Table of Contents

The Qiblah

The schools concur that the Ka’bah is the qiblah of the one who is near it and is able to see it. They differ regarding the qiblah of one who is away from the Ka’bah and unable to see it.

The Hanafis, Malikis, Hanbalis and a group of Imami legists observe: The qiblah of one at a distance is the direction of the Ka’bah and not the Ka’bah itself.

The Shafi’is and most Imamis state: It is wajib for one who is near the Ka’bah as well for one at a distance, to face the Ka’bah itself. Thus, if it is possible to ascertain that one is facing the Ka’bah itself, one must do so; otherwise the probability (zann) that one may be facing it, is sufficient. It is obvious that one who is far away from the Ka’bah is in no way capable of ascertaining that he is facing the Ka’bah, considering that the earth is spherical. Consequently, the qiblah of one away from the Ka’bah will be the direction of the Ka’bah and not the Ka’bah itself.

Ignorance of the Qiblah (Direction)

It is wajib for a person ignorant of the qiblah to inquire and strive to determine its exact or approximate direction1, and in case neither of the two is possible, the four Sunni schools and a group from among the Imamis say: He may perform salat in any direction; his salat will be valid and it will not be wajib for him to repeat it except in the opinion of the Shafi’is.

Most Imamis observe: He will perform Salat in four directions to comply with the command for salat and to ascertain its proper performance. But if there isn’t sufficient time for performing salat four times or if one is incapable of performing it in four directions, he may perform salat in the directions that he can.

A Subsidiary Issue

If a person prays not facing the qiblah and comes to know about his mistake, the Imamis state: If the error is known during the salat and the correct qiblah lies between his two hands, the part of the salat already performed will be valid and he will have to correct his direction for the remaining part of the salat. But if it is known that he has been praying facing the east, or the west, or the north with his back towards the qiblah (this is with reference to Lebanon where the qiblah lies to the south), the salat will be invalid and he will perform it anew.

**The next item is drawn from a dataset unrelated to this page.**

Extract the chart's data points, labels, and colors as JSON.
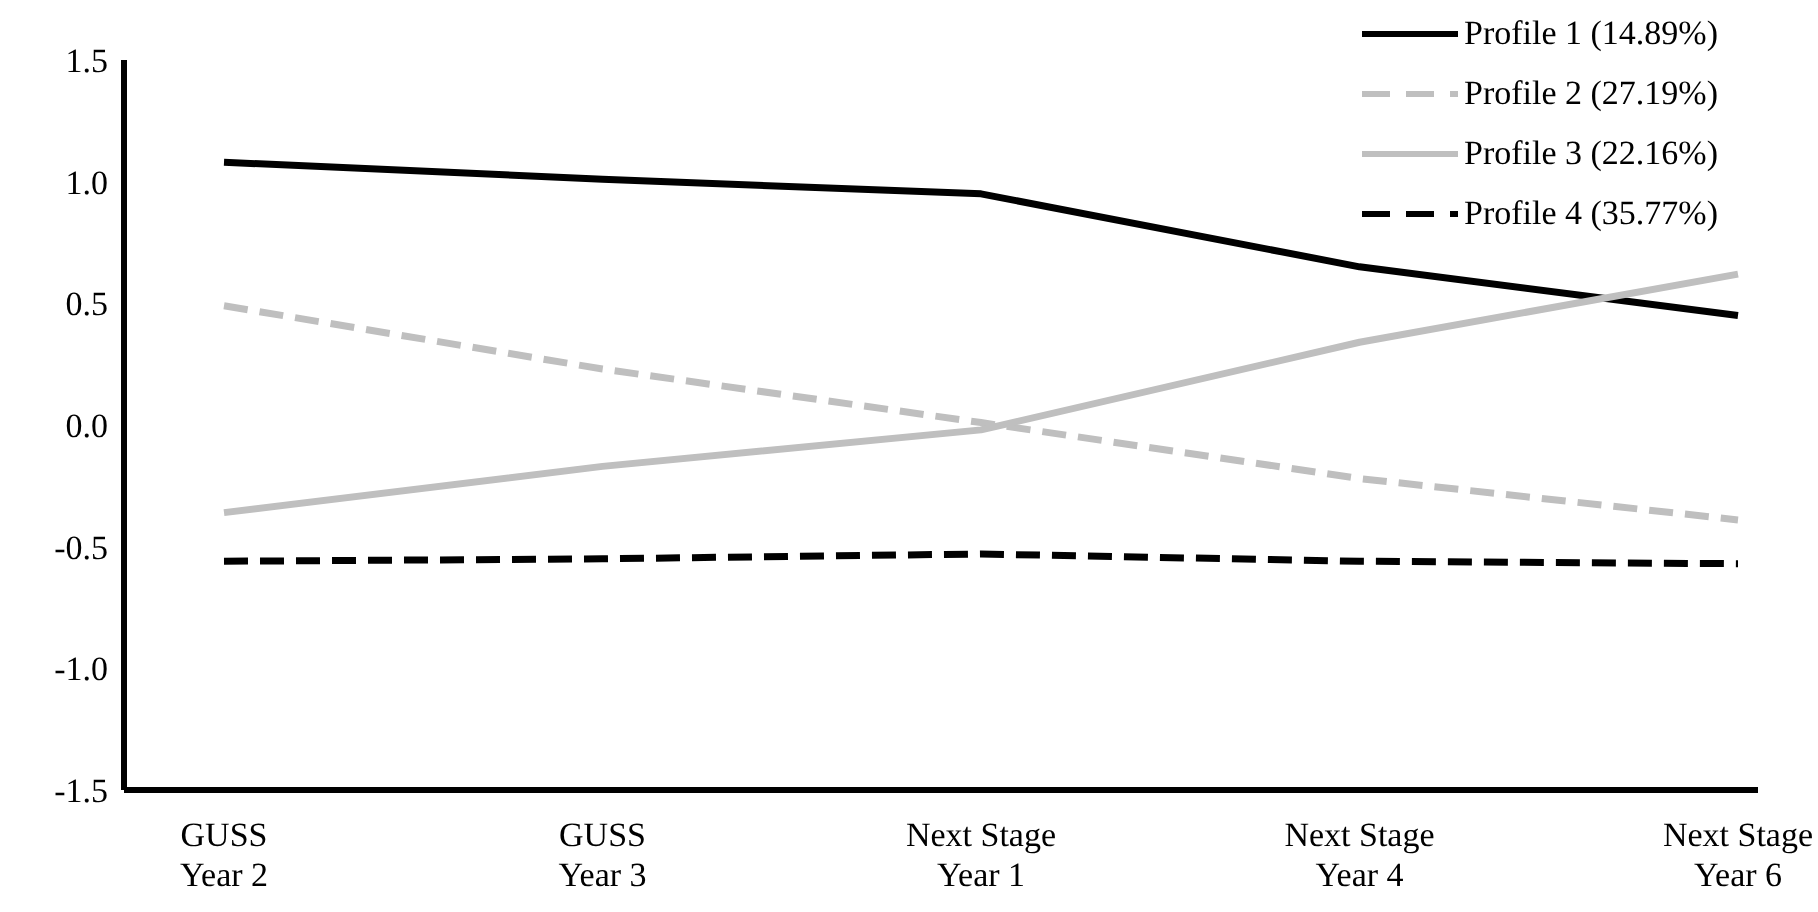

If the error is known after performing the salat, it should be performed again if its time is still there, not otherwise. Some Imamis say: The salat will not be repeated if there is only a little deviation from the qiblah, irrespective of whether its time is still there or not.

But if it has been performed facing east or west [the right or the left (90 degrees off)], it should be repeated if its time is there, not otherwise. If the salat is performed with one’s back to the qiblah (180 degrees off), it should be repeated regardless of whether its time is still there or has passed.

The Hanafis and the Hanbalis observe: If after inquiring and striving to find the qiblah one is unable to ascertain its approximate direction and performs salat in a direction which turns out to be wrong, he must change his direction accordingly if the mistake is known during the salat, and if it is known afterwards his salat is valid and he has no further obligation.

The Shafi’is say: If it becomes certain that there has been a mistake in determining the qiblah, it is wajib to repeat the salat, but if there is only a likelihood of mistake, the salat is valid irrespective of whether the probability arises during the salat or after it.

As to one who neither makes an inquiry nor an effort to determine the qiblah, but by chance performs the salat in the right direction, the Malikis and Hanbalis consider his salat to be invalid (batil).

The opinion of the Imamis and the Hanafis is that his salat is valid provided he has no doubts while praying and was sure about the direction of the qiblah at the time of starting the salat, because, as pointed out by the Imamis, in such a situation it is correct for him to make the niyyah of acquiring nearness (qurbah) to God.

  • 1. The command to face Masjid al-Haram has come in verse 144 of Surat al-Baqarah (...So turn your face towards Masjid al-Haram), and the leave to turn in any direction in verse 115: (To God belong the East and the West; where ever you turn there is the Face of God). Some scholars have held that the former verse abrogates the latter.
    Others disagree and point out that there is no abrogation involved here, nor is it a case of one being particular and the other general. The way to reconcile the two verses, they point out, is that the former verse applies to those who know the direction of the qiblah and commands them to turn towards it. The latter verse specifically applies to one who is at a loss regarding its direction and orders him to perform salat in any direction he wants. This opinion seems to be more credible.